Phind is a phrase browsing interface that lets readers browse comfortably through the phrases that occur in large document collections. Although purely lexically based, it creates and presents a plausible, easily-understood, hierarchical, topic-oriented structure for documents in the collectiona structure that conventional keyword queries could never reveal.
The Phind phrase browsing interface has been integrated into the Greenstone digital library software, and can be added to any Greenstone collection with a simple line in its configuration file. The Phind browser shown below is based on the FAO on the Internet (1998) collection. The user has searched for drought and several related phrases are returned. The first results (in green) are related phrases from the AGROVOC thesaurus, the other phrases (in black) are the phrase hierarchy extracted by Phind. The user has selected drought conditions from the top pane, and the first ten expansions of this phrase, and the first two documents containing it, are shown in the lower pane.
Manually constructed subject thesauri perform a similar, though more soundly based, classification function to Phind: identifying semantically meaningful topics and describing the relationships between them. When they are added into the automatically-extracted hierarchy, the combined structure benefits from the editorial control of thesaurus phrases and the empirical validation of the document collection.

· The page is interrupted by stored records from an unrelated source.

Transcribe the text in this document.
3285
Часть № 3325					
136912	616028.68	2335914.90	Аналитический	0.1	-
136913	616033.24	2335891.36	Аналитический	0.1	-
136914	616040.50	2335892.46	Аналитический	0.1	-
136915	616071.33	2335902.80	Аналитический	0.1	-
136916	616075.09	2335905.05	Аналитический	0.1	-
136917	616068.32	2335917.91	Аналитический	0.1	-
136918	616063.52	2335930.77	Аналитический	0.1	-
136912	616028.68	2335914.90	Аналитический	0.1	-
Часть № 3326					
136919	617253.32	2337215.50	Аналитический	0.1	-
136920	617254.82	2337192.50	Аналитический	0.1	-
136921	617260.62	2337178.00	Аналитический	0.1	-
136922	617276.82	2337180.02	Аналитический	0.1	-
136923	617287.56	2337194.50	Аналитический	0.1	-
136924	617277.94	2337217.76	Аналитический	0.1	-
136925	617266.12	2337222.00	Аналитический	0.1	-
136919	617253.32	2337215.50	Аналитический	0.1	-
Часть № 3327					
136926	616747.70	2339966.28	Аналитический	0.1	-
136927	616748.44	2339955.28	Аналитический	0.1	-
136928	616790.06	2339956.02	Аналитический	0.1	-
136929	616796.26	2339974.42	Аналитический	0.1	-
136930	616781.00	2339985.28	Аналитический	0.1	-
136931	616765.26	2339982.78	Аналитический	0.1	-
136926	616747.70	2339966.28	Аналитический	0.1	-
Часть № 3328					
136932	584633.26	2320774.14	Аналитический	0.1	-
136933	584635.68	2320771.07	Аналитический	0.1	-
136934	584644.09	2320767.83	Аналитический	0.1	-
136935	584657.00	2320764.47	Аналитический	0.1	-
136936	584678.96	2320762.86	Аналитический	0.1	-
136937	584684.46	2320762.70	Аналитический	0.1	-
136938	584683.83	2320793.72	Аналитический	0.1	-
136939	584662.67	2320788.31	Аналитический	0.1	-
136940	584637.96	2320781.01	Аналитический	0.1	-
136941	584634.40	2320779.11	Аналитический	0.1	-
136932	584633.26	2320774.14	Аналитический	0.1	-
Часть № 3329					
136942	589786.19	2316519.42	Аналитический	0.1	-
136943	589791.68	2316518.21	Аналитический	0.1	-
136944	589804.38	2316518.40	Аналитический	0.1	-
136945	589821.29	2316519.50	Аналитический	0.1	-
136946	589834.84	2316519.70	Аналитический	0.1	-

Digital libraries frequently provide support for browsing document metadata such as titles or authors. Metadata provides a compact surrogate for the documents themselves. As collections grow, however, even the metadata rapidly becomes too large to scan efficiently. Effective browsing requires mechanisms that prevent the user from drowning in information. The standard solution is to provide a hierarchical, topic-oriented arrangement, such as a standard library classification scheme, that permits users to navigate from broad groups of items down to more manageable subsets. But manual classification is expensive and often infeasible to produce.
One solution to this problem is to automatically create a subject browser that resembles a thesaurus, but lacks its editorial supervision. Phind allows the user to examine the terminology actually present in the collection, viewing individual terms in the context of the phrases in which they appear, and viewing phrases in their larger context. Context is particularly effective in distinguishing between relevant and irrelevant usage of a given term; for example, the word bank sometimes refers to a financial institution (World Bank) and sometimes to a geographic entity (river bank).